I’ll interview the person. I’ve done all my due diligence and I’m absolutely convinced I’ve got a superstar and within five days they’ve crapped the bed. Literally, I’ve done everything I possibly can. I’ll look at my partner and say we got a super star and my partner will look back at me and tell me, “we hope, we wish”. Then, we put an alternate plan in place. We’ve got it to the point now where we bring people in for five days and then thirty days. We put them up in hotels. We don’t even let them relocate anymore. Why? because we know we’re picking horses and 20 years later, we can’t guarantee you. We can’t guarantee that every person we interview is going to be great. It’s a guess. It really is now picking horses.
Quickly into the race, you will realize whether you have a winning horse on both of these (ideas and people). This is what I can tell you, you’ll know within the first 30 days whether you’ve got somebody who’s going to bring value to your company.

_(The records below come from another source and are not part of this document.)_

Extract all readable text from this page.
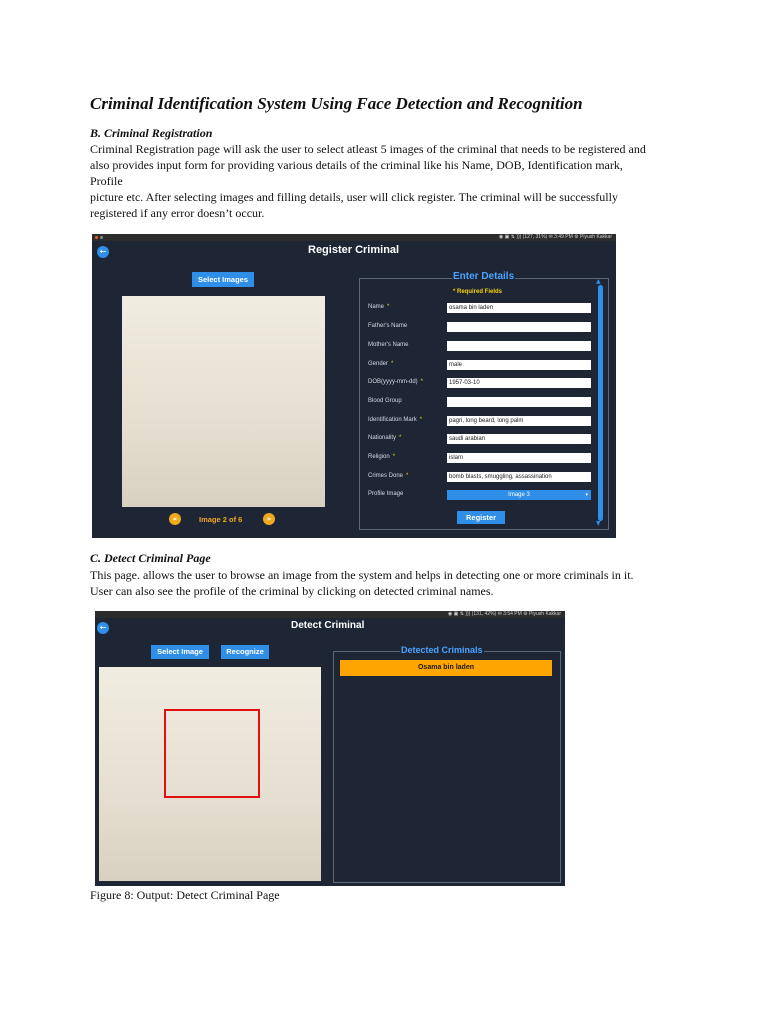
Criminal Identification System Using Face Detection and Recognition
B. Criminal Registration
Criminal Registration page will ask the user to select atleast 5 images of the criminal that needs to be registered and
also provides input form for providing various details of the criminal like his Name, DOB, Identification mark,
Profile
picture etc. After selecting images and filling details, user will click register. The criminal will be successfully
registered if any error doesn’t occur.
◉ ▣ ⇅ ))) (127, 31%) ✉ 3:49 PM ⚙ Piyush Kakkar
←	Register Criminal
Select Images
«	Image 2 of 6	»
Enter Details
* Required Fields
Name *	osama bin laden
Father's Name
Mother's Name
Gender *	male
DOB(yyyy-mm-dd) *	1957-03-10
Blood Group
Identification Mark *	pagri, long beard, long palm
Nationality *	saudi arabian
Religion *	islam
Crimes Done *	bomb blasts, smuggling, assassination
Profile Image	Image 3	▾
Register
▲
▼
C. Detect Criminal Page
This page. allows the user to browse an image from the system and helps in detecting one or more criminals in it.
User can also see the profile of the criminal by clicking on detected criminal names.
◉ ▣ ⇅ ))) (131, 42%) ✉ 3:54 PM ⚙ Piyush Kakkar
←	Detect Criminal
Select Image	Recognize	Detected Criminals
Osama bin laden
Figure 8: Output: Detect Criminal Page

Why? Because they want to impress you in the first 30 days. In the first 30 days, if they’re a problem, they’re unreliable, they can’t solve problems, they need pampering, I don’t. They need the umbilical cord. Well, then you know, you don’t have a thoroughbred.
I’ve learned with businesses, I know within 60 days, definitely within 90, whether I’ve got a winner or loser. I don’t hold on to bad ideas. I want to make profit from day one, so if I haven’t made money within 90 days, I know I have a loser.
So this is what I’m trying to tell you. Business is not a perfect science. It’s not when it comes to hiring. You can do the best you can, you can do your personality test, you can do all these things, and it still doesn’t guarantee a successful hire. Number two is, I wrote a business plan book. I can get that side of it, really, really close, but it’s still a bet that the marketplace is going to grab on to what you have.
Quickly into the race, you’ll know if you have a winner or not. If you have a really bad 30 days, in my experience, mark my words on this, it only gets worse that that slow horse doesn’t turn into a superstar. You better pivot because it’s not going to get any better.